Here's an overview of how Random Forest works:

1. Ensemble of Decision Trees:

A Random Forest is an ensemble of Decision Trees. A Decision Tree is a model that makes predictions by splitting the input features into different branches based on certain conditions, similar to a flowchart.

However, a single Decision Tree tends to overfit to the training data (it captures the noise in the data), and as a result, doesn't generalize well to unseen data. Random Forest overcomes this problem by training many Decision Trees and having them work together.

2. Bagging:

The key idea behind a Random Forest is bagging, which stands for Bootstrap Aggregating. The Random Forest algorithm creates multiple subsets of the original dataset by sampling with replacement (i.e., some samples may be repeated in each subset). Each of these subsets is used to train a Decision Tree. This introduces variety into the ensemble, which makes the model more robust and less prone to overfitting.

3. Random Subspaces:

In addition to bagging, Random Forest also randomly selects a subset of features at each split in the Decision Tree learning process. This introduces even more variety into the ensemble and further reduces overfitting.

4. Aggregation:

When making a prediction, each Decision Tree in the Random Forest gives its own prediction, and the final prediction of the Random Forest is the average of these predictions. This is why the method is called a "Forest" - it's a whole bunch of Decision Trees working together!

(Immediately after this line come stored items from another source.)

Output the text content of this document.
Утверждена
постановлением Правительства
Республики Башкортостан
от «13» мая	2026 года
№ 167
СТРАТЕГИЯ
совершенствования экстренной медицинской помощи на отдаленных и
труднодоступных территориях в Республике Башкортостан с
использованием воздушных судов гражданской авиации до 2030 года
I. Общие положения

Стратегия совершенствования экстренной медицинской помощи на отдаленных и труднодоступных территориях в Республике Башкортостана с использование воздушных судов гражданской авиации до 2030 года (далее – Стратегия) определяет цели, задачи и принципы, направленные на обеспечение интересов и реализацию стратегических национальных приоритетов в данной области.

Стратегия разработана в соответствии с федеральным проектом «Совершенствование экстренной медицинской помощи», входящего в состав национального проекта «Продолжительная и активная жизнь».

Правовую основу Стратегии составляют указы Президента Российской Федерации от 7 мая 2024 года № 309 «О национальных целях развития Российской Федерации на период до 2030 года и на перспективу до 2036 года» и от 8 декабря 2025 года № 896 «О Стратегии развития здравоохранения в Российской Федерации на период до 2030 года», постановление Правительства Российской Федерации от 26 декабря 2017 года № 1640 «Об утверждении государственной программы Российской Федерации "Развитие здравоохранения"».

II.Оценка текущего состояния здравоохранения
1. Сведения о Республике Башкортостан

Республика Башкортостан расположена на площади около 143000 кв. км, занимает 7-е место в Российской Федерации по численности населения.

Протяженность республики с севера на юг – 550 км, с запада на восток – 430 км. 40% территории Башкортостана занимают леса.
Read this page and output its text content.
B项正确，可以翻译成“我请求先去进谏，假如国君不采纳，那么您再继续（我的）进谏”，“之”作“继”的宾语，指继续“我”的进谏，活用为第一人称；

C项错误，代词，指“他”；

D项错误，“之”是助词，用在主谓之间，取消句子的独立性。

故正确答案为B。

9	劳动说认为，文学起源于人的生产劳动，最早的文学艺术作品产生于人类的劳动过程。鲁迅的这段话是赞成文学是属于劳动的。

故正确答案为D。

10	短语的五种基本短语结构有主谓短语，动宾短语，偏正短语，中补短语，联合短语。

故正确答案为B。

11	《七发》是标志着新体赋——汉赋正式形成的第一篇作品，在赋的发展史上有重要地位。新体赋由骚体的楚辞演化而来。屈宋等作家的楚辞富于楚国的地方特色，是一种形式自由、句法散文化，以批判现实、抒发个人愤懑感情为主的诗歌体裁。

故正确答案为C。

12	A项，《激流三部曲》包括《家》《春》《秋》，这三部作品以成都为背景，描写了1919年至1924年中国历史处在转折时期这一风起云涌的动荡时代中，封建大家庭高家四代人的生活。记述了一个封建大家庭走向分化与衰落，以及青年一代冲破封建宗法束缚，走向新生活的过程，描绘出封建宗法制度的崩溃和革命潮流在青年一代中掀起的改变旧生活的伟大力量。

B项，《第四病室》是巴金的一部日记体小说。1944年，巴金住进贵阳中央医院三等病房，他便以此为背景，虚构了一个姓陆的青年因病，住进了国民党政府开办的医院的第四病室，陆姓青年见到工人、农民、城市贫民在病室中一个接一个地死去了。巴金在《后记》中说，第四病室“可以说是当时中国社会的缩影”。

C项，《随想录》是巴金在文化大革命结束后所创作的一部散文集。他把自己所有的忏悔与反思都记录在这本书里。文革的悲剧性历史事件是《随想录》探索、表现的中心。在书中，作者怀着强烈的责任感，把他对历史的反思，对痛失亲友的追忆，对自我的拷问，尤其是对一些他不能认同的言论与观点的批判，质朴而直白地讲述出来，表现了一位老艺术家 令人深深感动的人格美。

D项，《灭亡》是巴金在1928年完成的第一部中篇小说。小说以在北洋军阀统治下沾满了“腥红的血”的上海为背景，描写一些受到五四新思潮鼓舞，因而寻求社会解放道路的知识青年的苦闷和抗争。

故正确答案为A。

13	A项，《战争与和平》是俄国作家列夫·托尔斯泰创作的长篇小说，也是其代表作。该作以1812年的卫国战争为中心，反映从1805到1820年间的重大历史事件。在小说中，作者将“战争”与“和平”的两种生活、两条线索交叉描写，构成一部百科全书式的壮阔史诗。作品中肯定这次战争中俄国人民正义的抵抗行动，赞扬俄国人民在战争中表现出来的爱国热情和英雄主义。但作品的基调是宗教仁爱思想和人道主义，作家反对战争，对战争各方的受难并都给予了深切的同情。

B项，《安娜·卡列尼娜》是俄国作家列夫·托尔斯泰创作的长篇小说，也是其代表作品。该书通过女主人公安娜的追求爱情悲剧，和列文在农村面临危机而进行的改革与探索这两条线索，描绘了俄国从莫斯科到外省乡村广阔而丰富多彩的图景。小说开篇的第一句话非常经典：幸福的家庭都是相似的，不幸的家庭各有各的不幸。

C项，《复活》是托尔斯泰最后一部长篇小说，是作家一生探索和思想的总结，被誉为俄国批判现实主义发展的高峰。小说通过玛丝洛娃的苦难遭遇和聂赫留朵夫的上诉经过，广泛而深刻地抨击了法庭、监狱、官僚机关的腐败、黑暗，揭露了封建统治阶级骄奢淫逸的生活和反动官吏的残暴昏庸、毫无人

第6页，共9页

  • Random Forest Regression has several advantages:
  • It can handle large datasets with high dimensionality effectively.
  • It can handle missing values and maintains accuracy for missing data.
  • It performs well even with the default hyperparameters.

However, it also has some drawbacks:

  • Random Forest models are more complex and computationally intensive than simple models like linear regression. They may not be suitable for real-time predictions or when computational resources are limited.
  • They may overfit datasets that are particularly noisy.
  • They are not easily interpretable like Decision Trees.

In this application, we've used the Random Forest Regression model to predict the price per square meter (pm2) based on latitude and longitude. The trained model can then be used to predict the pm2 for any given pair of latitude and longitude.